- The Washington Times - Saturday, February 12, 2000

If Cubans disagree with Mr. Castro, they bite their tongues. This is well known. What wasn't common knowledge, until now, is the Cuban practice of biting other people's tongues. That seems to be a new, hitherto unknown custom. Another new Cuban tradition is for grandmothers to unzip the pants of their grandchildren and examine their private parts. Playing doctor between grandma and grandchild may seem worrisome to many, but some "experts" insist it is just a harmless, Cuban cultural trait.

These so-called customs came to the fore earlier this month when one of Elian Gonzalez's grandmothers described in a television interview her visit with her grandson in Miami. Six-year-old Elian was brought to the United States after surviving two days and nights at sea gripping an inner-tube on Thanksgiving Day. His mother and stepfather perished at sea, after their U.S.-bound boat capsized. The boy has been living with relatives in Miami, who have petitioned for permanent custody of the boy. Elian's father, who lives in Cuba, has repeatedly said he wants the child sent back to him. The boy's grandmothers visited the United States from Miami to press for Elian's return to his father.

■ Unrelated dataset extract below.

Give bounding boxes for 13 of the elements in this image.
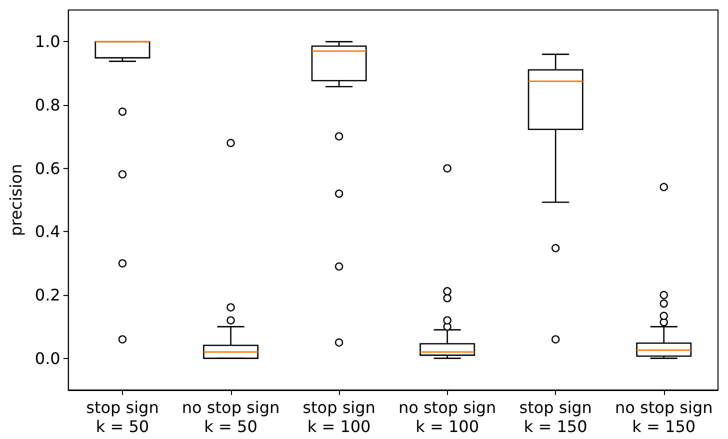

As it turns out, the visit could have been counterproductive. In an interview with Cuban state television, Elian's grandmother Mariela Quintana said that she tried to cheer up her grandchild during her visit because he seemed sad and timid. "We'd joked at the beginning about how he'd lost his tongue, so I got his tongue out of his mouth and I bit it, I started teasing him, I even opened his fly, I said, 'Let me look' … at his parts … 'Let's see if it's grown,' you know, teasing him to cheer him up," Mrs. Quintana said.

Elian's family in Miami was outraged at the grandmothers' account of the visit. They have filed a police complaint against Mrs. Quintana. In the face of reports that Elian's great-uncle Lazaro Gonzalez, the patriarch of the boy's Miami family, has has a record of being arrested for driving under the influence of alcohol, it is important to take a closer look at the family Elian would be returning to in Cuba.

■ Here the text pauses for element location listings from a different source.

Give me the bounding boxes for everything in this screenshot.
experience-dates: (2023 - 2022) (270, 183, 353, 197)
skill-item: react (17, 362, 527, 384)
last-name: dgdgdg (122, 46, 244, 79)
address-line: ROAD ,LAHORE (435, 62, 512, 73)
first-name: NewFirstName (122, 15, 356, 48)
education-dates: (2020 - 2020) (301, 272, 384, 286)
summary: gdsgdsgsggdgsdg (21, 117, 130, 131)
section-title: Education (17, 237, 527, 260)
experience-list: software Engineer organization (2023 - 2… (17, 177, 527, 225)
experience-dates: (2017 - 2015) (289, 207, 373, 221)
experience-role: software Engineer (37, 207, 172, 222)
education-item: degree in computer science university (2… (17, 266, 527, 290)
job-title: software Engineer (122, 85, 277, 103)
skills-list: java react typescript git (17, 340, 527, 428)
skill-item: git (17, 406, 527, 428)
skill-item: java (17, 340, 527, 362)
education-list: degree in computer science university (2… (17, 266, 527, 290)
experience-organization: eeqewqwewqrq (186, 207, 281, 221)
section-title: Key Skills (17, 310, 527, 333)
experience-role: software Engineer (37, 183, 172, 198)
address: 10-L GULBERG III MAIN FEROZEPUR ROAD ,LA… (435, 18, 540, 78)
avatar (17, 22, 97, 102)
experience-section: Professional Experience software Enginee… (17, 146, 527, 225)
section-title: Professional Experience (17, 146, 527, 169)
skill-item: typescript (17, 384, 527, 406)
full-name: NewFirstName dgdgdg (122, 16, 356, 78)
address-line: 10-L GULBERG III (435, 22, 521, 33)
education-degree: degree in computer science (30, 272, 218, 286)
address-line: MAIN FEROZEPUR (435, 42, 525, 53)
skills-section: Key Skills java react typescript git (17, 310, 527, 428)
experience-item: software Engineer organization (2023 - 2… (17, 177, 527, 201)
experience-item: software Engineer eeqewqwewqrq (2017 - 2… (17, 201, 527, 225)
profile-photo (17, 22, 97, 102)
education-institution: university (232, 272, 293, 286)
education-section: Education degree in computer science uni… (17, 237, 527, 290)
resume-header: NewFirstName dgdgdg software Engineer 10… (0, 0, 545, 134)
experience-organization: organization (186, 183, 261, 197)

There are a host of experts who argue that the grandmothers' behavior is of no concern. Max Castro, a professor at the University of Miami North-South Center and a Cuban-American, said "I think it is a rural thing, a class or cultural thing," reported The Washington Times. "It is not something that anyone in Cuba would regard as a great transgression."

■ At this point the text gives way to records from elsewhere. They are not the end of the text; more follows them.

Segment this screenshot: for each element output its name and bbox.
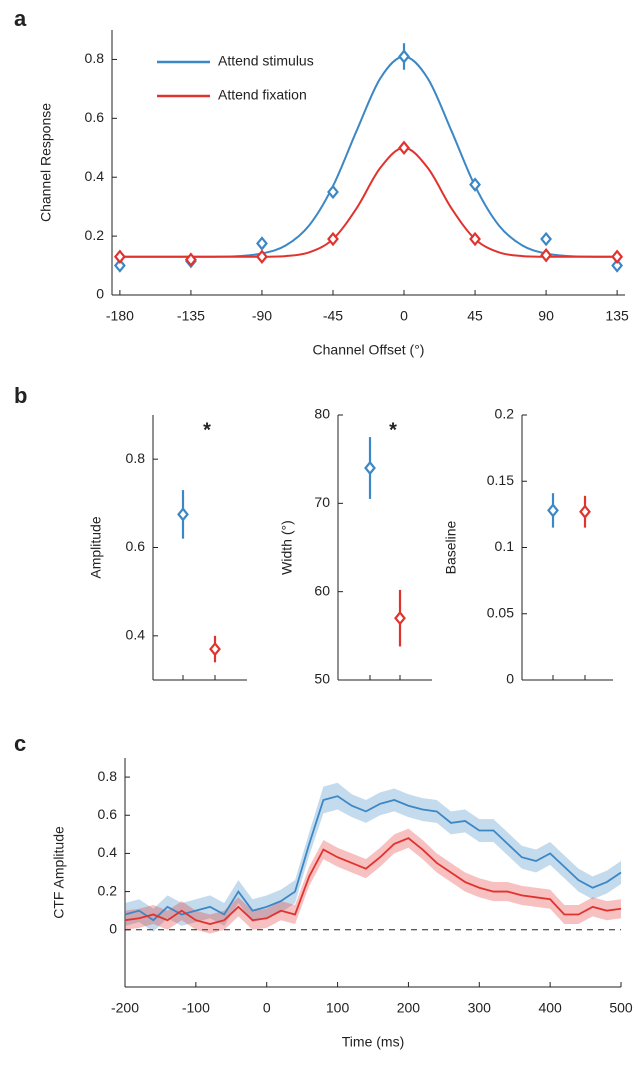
legend-label: Attend stimulus bbox=[218, 53, 314, 69]
data-point bbox=[611, 258, 624, 273]
y-tick-label: 0.6 bbox=[98, 806, 118, 822]
data-point bbox=[611, 249, 624, 264]
x-tick-label: 0 bbox=[400, 308, 408, 324]
x-tick-label: 400 bbox=[538, 1000, 562, 1016]
data-point bbox=[327, 184, 339, 200]
data-line bbox=[124, 837, 622, 925]
data-point bbox=[177, 507, 189, 522]
x-tick-label: 500 bbox=[609, 1000, 633, 1016]
x-tick-label: -200 bbox=[111, 1000, 139, 1016]
significance-mark: * bbox=[389, 419, 397, 441]
x-tick-label: 0 bbox=[263, 1000, 271, 1016]
data-point bbox=[113, 258, 126, 273]
y-tick-label: 0.15 bbox=[487, 472, 514, 488]
y-axis-label: Channel Response bbox=[38, 103, 54, 222]
x-tick-label: 300 bbox=[468, 1000, 492, 1016]
fit-line bbox=[119, 146, 618, 258]
x-tick-label: 200 bbox=[397, 1000, 421, 1016]
data-point bbox=[540, 231, 552, 247]
panel-letter: a bbox=[14, 6, 27, 31]
y-axis-label: Amplitude bbox=[88, 516, 104, 578]
y-tick-label: 0.4 bbox=[98, 844, 118, 860]
y-tick-label: 0.05 bbox=[487, 604, 514, 620]
y-tick-label: 0.8 bbox=[98, 768, 118, 784]
fit-line bbox=[119, 55, 618, 258]
panel-letter: b bbox=[14, 383, 27, 408]
y-tick-label: 0.8 bbox=[85, 50, 105, 66]
data-point bbox=[398, 140, 410, 156]
y-tick-label: 0.8 bbox=[126, 450, 146, 466]
y-tick-label: 0.6 bbox=[85, 109, 105, 125]
y-tick-label: 0.2 bbox=[98, 882, 118, 898]
data-point bbox=[256, 236, 268, 251]
y-tick-label: 80 bbox=[314, 406, 330, 422]
y-tick-label: 0 bbox=[109, 920, 117, 936]
y-tick-label: 0.6 bbox=[126, 538, 146, 554]
data-point bbox=[364, 460, 376, 476]
y-axis-label: Baseline bbox=[443, 520, 459, 574]
error-band bbox=[125, 828, 621, 934]
x-axis-label: Time (ms) bbox=[342, 1034, 404, 1050]
y-axis-label: CTF Amplitude bbox=[51, 826, 67, 919]
x-tick-label: -180 bbox=[106, 308, 134, 324]
data-point bbox=[185, 252, 197, 267]
y-tick-label: 0.1 bbox=[495, 538, 515, 554]
y-tick-label: 0 bbox=[96, 286, 104, 302]
x-tick-label: -90 bbox=[252, 308, 272, 324]
data-point bbox=[394, 610, 406, 626]
data-point bbox=[547, 503, 559, 518]
legend-label: Attend fixation bbox=[218, 87, 307, 103]
data-point bbox=[579, 504, 591, 519]
x-axis-label: Channel Offset (°) bbox=[313, 342, 425, 358]
data-point bbox=[398, 49, 410, 64]
y-tick-label: 50 bbox=[314, 671, 330, 687]
significance-mark: * bbox=[203, 419, 211, 441]
data-point bbox=[469, 177, 481, 192]
y-tick-label: 60 bbox=[314, 582, 330, 598]
y-tick-label: 0.2 bbox=[495, 406, 515, 422]
x-tick-label: 45 bbox=[467, 308, 483, 324]
y-tick-label: 0.4 bbox=[85, 168, 105, 184]
x-tick-label: 100 bbox=[326, 1000, 350, 1016]
y-tick-label: 70 bbox=[314, 494, 330, 510]
data-point bbox=[256, 249, 268, 264]
y-axis-label: Width (°) bbox=[279, 520, 295, 575]
y-tick-label: 0 bbox=[506, 671, 514, 687]
x-tick-label: 135 bbox=[605, 308, 629, 324]
data-point bbox=[469, 231, 481, 247]
x-tick-label: -100 bbox=[182, 1000, 210, 1016]
y-tick-label: 0.4 bbox=[126, 627, 146, 643]
x-tick-label: 90 bbox=[538, 308, 554, 324]
data-point bbox=[327, 231, 339, 247]
panel-letter: c bbox=[14, 731, 26, 756]
x-tick-label: -45 bbox=[323, 308, 343, 324]
data-point bbox=[540, 248, 552, 263]
x-tick-label: -135 bbox=[177, 308, 205, 324]
data-point bbox=[113, 249, 126, 264]
data-point bbox=[209, 641, 221, 657]
data-line bbox=[124, 795, 622, 922]
y-tick-label: 0.2 bbox=[85, 227, 105, 243]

There are many Cubans who would take offense at Mr. Castro's statement. "I would challenge anyone to find any reference to playful tongue biting or genital inspection in the thousands of books that have been written about Cuban culture," said Frank Calzon, the executive director of Free Cuba.

The reaction to Mrs. Quintana's "teasing" of Elian demonstrates just how politicized the case has become. It would seem that the grandmothers' behavior would generate wide consensus on its potentially harmful effect on Elian. Instead, those in favor of sending Elian back to Cuba without a custody trial are shrugging off the incident.

There are also other signs of how politicized the Elian debate has become. Shortly after Sister Jeanne O'Laughlin, the president of Barry University, was chosen as a neutral host for the meeting between Elian and his grandmothers, she decided she couldn't remain neutral. She witnessed an aura of fear over the reunion and the unsettling, intrusive presence of Mr. Castro's men. She felt a responsibility to voice her impressions about what she witnessed. For this, she has been scorned.

"Never in my wildest imagination," said Rep. Maxine Waters, California Democrat, "would I think that a nun who was supposed to be a neutral party would undermine that neutrality." Mrs. Waters' imagination is apparently not wild enough to fathom a person voicing their convictions. If Mrs. Waters has a problem with people speaking out when it is politically inconvenient to her, she might feel more at home in Cuba.